Nos últimos dias, a Al Jazeera tem acompanhado também a situação político-económica em Portugal através dos seus correspondentes europeus. Entre as várias peças acerca do nosso cantinho à beira-mar plantado, descobri esta crónica, da autoria de Barnaby Phillips (correspondente europeu no Reino Unido), que relata a sua viagem de ontem a Lisboa e na qual faz o retrato de um país desiludido, ansioso e receoso à beira do colapso. Tomei a liberdade de a traduzir pois vale a pena ler.
Apanhei um táxi do aeroporto para o meu hotel no centro de Lisboa e pedi recibo ao condutor.
Ele era um homem amigável e tínhamos tido uma conversa interessante. "Quanto quer que lhe ponha no recibo?" perguntou-me, com um sorriso e um piscar de olho.
Depois da fria e respeitável Londres, foi o recordar de que me encontrava num lugar -como dizê-lo?- talvez mais mediterrânico (com o devido pedido de desculpas se ofendi alguém).
Lisboa é uma das minhas cidades favoritas. Adoro os bairros antigos agarrados às encostas das colinas, a arquitectura e os pequenos eléctricos que andam para cima e para baixo nas ruas com calçada.

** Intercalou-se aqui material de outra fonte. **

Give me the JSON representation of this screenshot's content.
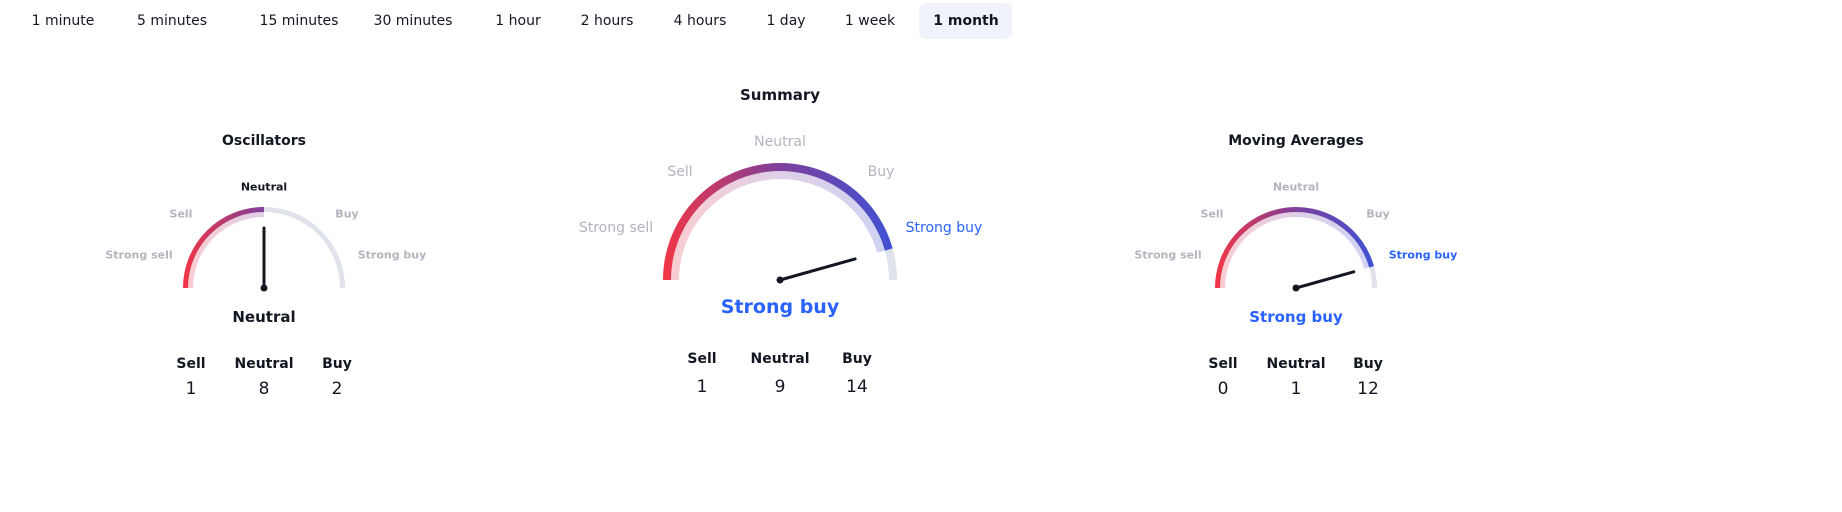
{
  "tabs": [
    {
      "label": "1 minute"
    },
    {
      "label": "5 minutes"
    },
    {
      "label": "15 minutes"
    },
    {
      "label": "30 minutes"
    },
    {
      "label": "1 hour"
    },
    {
      "label": "2 hours"
    },
    {
      "label": "4 hours"
    },
    {
      "label": "1 day"
    },
    {
      "label": "1 week"
    },
    {
      "label": "1 month",
      "active": true
    }
  ],
  "scale_labels": {
    "strong_sell": "Strong sell",
    "sell": "Sell",
    "neutral": "Neutral",
    "buy": "Buy",
    "strong_buy": "Strong buy"
  },
  "count_headers": {
    "sell": "Sell",
    "neutral": "Neutral",
    "buy": "Buy"
  },
  "colors": {
    "sell": "#f23645",
    "neutral": "#7e3f9c",
    "buy": "#3d52d5",
    "track": "#e0e3eb",
    "accent": "#2962ff"
  },
  "gauges": {
    "oscillators": {
      "title": "Oscillators",
      "result": "Neutral",
      "needle_fraction": 0.5,
      "counts": {
        "sell": "1",
        "neutral": "8",
        "buy": "2"
      }
    },
    "summary": {
      "title": "Summary",
      "result": "Strong buy",
      "needle_fraction": 0.913,
      "counts": {
        "sell": "1",
        "neutral": "9",
        "buy": "14"
      }
    },
    "moving_averages": {
      "title": "Moving Averages",
      "result": "Strong buy",
      "needle_fraction": 0.913,
      "counts": {
        "sell": "0",
        "neutral": "1",
        "buy": "12"
      }
    }
  }
}
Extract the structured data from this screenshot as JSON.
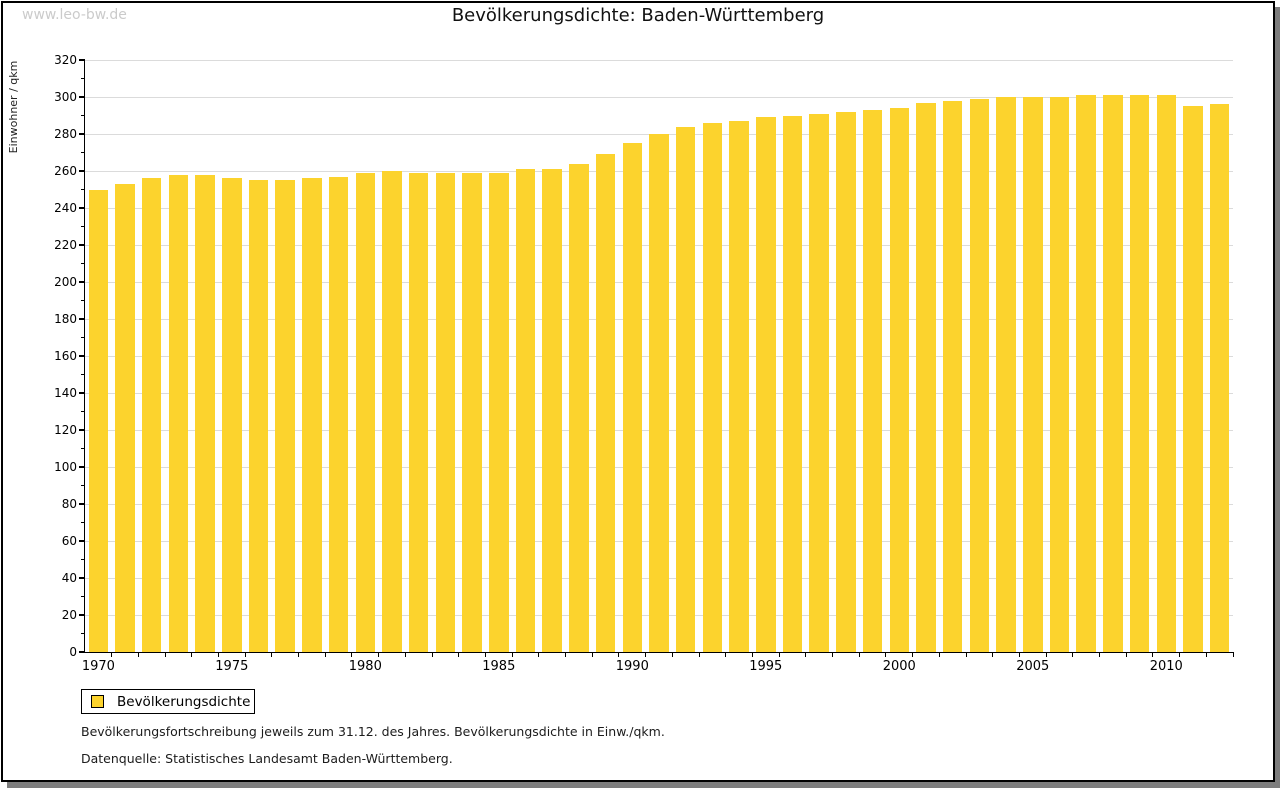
{
  "watermark": "www.leo-bw.de",
  "title": "Bevölkerungsdichte: Baden-Württemberg",
  "legend": {
    "label": "Bevölkerungsdichte"
  },
  "footnotes": {
    "line1": "Bevölkerungsfortschreibung jeweils zum 31.12. des Jahres. Bevölkerungsdichte in Einw./qkm.",
    "line2": "Datenquelle: Statistisches Landesamt Baden-Württemberg."
  },
  "colors": {
    "bar": "#fcd32d",
    "grid": "#dbdbdb",
    "axis": "#000000",
    "watermark": "#cbcbcb",
    "shadow": "#7d7d7d"
  },
  "chart_data": {
    "type": "bar",
    "title": "Bevölkerungsdichte: Baden-Württemberg",
    "xlabel": "",
    "ylabel": "Einwohner / qkm",
    "ylim": [
      0,
      320
    ],
    "ytick_step": 20,
    "yminor_step": 10,
    "grid": true,
    "legend_position": "bottom-left",
    "categories": [
      1970,
      1971,
      1972,
      1973,
      1974,
      1975,
      1976,
      1977,
      1978,
      1979,
      1980,
      1981,
      1982,
      1983,
      1984,
      1985,
      1986,
      1987,
      1988,
      1989,
      1990,
      1991,
      1992,
      1993,
      1994,
      1995,
      1996,
      1997,
      1998,
      1999,
      2000,
      2001,
      2002,
      2003,
      2004,
      2005,
      2006,
      2007,
      2008,
      2009,
      2010,
      2011,
      2012
    ],
    "xtick_labels": [
      "1970",
      "1975",
      "1980",
      "1985",
      "1990",
      "1995",
      "2000",
      "2005",
      "2010"
    ],
    "series": [
      {
        "name": "Bevölkerungsdichte",
        "values": [
          250,
          253,
          256,
          258,
          258,
          256,
          255,
          255,
          256,
          257,
          259,
          260,
          259,
          259,
          259,
          259,
          261,
          261,
          264,
          269,
          275,
          280,
          284,
          286,
          287,
          289,
          290,
          291,
          292,
          293,
          294,
          297,
          298,
          299,
          300,
          300,
          300,
          301,
          301,
          301,
          301,
          295,
          296
        ]
      }
    ]
  }
}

Sou fascinado pela história e pelas ligações coloniais com Angola e Moçambique. As pessoas são gentis e generosas, a comida é óptima.
Mas não há lugar para equívocos em relação ao estado de humor, desta vez; uma mistura de ressentimento fervilhante em relação aos políticos portugueses e uma cruel resignação perante o facto de o pior estar ainda por vir.

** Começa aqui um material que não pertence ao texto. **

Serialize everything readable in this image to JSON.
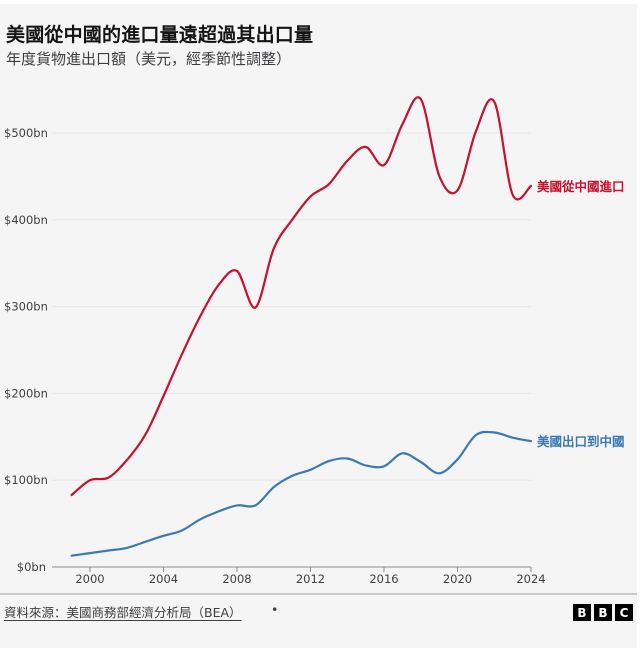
{
  "header": {
    "title": "美國從中國的進口量遠超過其出口量",
    "subtitle": "年度貨物進出口額（美元，經季節性調整）"
  },
  "footer": {
    "source": "資料來源：美國商務部經濟分析局（BEA）",
    "separator": "•",
    "logo_letters": [
      "B",
      "B",
      "C"
    ]
  },
  "chart_data": {
    "type": "line",
    "title": "美國從中國的進口量遠超過其出口量",
    "subtitle": "年度貨物進出口額（美元，經季節性調整）",
    "xlabel": "",
    "ylabel": "",
    "x": [
      1999,
      2000,
      2001,
      2002,
      2003,
      2004,
      2005,
      2006,
      2007,
      2008,
      2009,
      2010,
      2011,
      2012,
      2013,
      2014,
      2015,
      2016,
      2017,
      2018,
      2019,
      2020,
      2021,
      2022,
      2023,
      2024
    ],
    "xlim": [
      1999,
      2024
    ],
    "ylim": [
      0,
      540
    ],
    "x_ticks": [
      2000,
      2004,
      2008,
      2012,
      2016,
      2020,
      2024
    ],
    "x_tick_labels": [
      "2000",
      "2004",
      "2008",
      "2012",
      "2016",
      "2020",
      "2024"
    ],
    "y_ticks": [
      0,
      100,
      200,
      300,
      400,
      500
    ],
    "y_tick_labels": [
      "$0bn",
      "$100bn",
      "$200bn",
      "$300bn",
      "$400bn",
      "$500bn"
    ],
    "grid": "horizontal",
    "legend": "direct-labels-right",
    "series": [
      {
        "name": "美國從中國進口",
        "color": "#c8102e",
        "values": [
          83,
          100,
          103,
          123,
          152,
          197,
          245,
          289,
          325,
          341,
          299,
          367,
          400,
          427,
          441,
          468,
          484,
          463,
          510,
          539,
          451,
          434,
          502,
          536,
          429,
          439
        ]
      },
      {
        "name": "美國出口到中國",
        "color": "#3a79b4",
        "values": [
          13,
          16,
          19,
          22,
          29,
          36,
          42,
          55,
          64,
          71,
          71,
          92,
          105,
          112,
          122,
          125,
          117,
          116,
          131,
          121,
          108,
          124,
          152,
          155,
          149,
          145
        ]
      }
    ]
  }
}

Já senti este estado de alma antes; lembra-me a Grécia durante os primeiros meses de 2010, à medida que o país caía na bancarrota.

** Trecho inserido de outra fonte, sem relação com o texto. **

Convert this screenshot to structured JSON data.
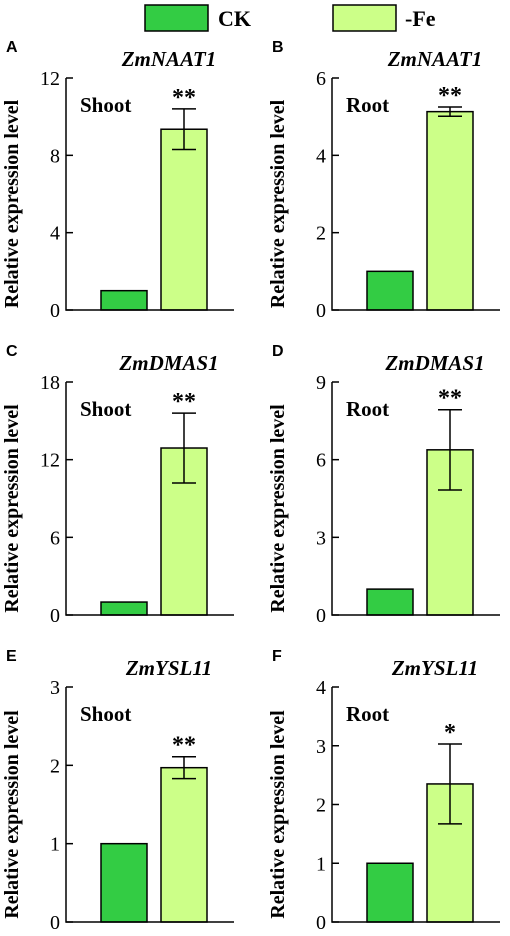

Está presente o mesmo cinismo em relação aos que se encontram no poder, o mesmo sentimento de desamparo e frustração... (e, atrevo-me a dizê-lo, a mesma tendência criativa em relação a alguns aspectos de contabilidade).
Em alguns aspectos, Portugal encontra-se numa situação ainda pior.
Pelo menos a Grécia, sob a liderança do Primeiro Ministro George Papandreou, elegeu recentemente um governo com um mandato forte que lhe permitiu tomar acções firmes para salvar a economia.
Portugal está à deriva após a demissão do Primeiro Ministro José Sócrates.
As eleições podem estar a semanas de distância e podem ser inconclusivas.
É certo que a dívida e o défice de Portugal são menores do que os da Grécia.
Também é verdade que os bancos se encontram em melhor situação do que os da Irlanda ou da Espanha.
Contudo, os problemas económicos são aqui muito profundos; o mercado de trabalho é inflexível e há pouca inovação.
Hoje visitei uma uma empresa de Tecnologias de Informação, dirigida por um grupo de jovens empreendedores portugueses.
Todos eles eram extremamente brilhantes e a empresa está a portar-se bem.
Mas eles partilharam o seu desagrado e sentimento de alienação em relação os políticos do país e o seu sentimento de desespero ao verem cada vez mais colegas seus a procurar emigrar para o Norte da Europa e para os EUA.
Hoje, o metropolitano de Lisboa estava em greve. Ontem eram os ferries. Amanhã serão os comboios.
Será uma maré crescente de inquietação industrial à medida que as medidas de austeridade se tornam mais severas?
Talvez, embora Lisboa não tenha a tradição de protestos de rua dramáticos de Atenas.
Sendo assim, para onde vamos a partir daqui?
Os mercados financeiros claramente não acreditam que Portugal consiga o crescimento necessário para lhe permitir saldar as suas dívidas e há agora imensa especulação sobre o país vir a necessitar de um resgate na ordem dos 70 biliões de euros.
Isto irá levantar mais questões acerca do futuro das fracas economias periféricas da Zona Euro e reavivar os receios de contágio que possam afectar economias maiores como a da Espanha.
Infelizmente, a lição que se tira de Portugal, da Grécia e da Irlanda, é que optar pelo resgate não singnifica necessariamente o fim das aflições do país.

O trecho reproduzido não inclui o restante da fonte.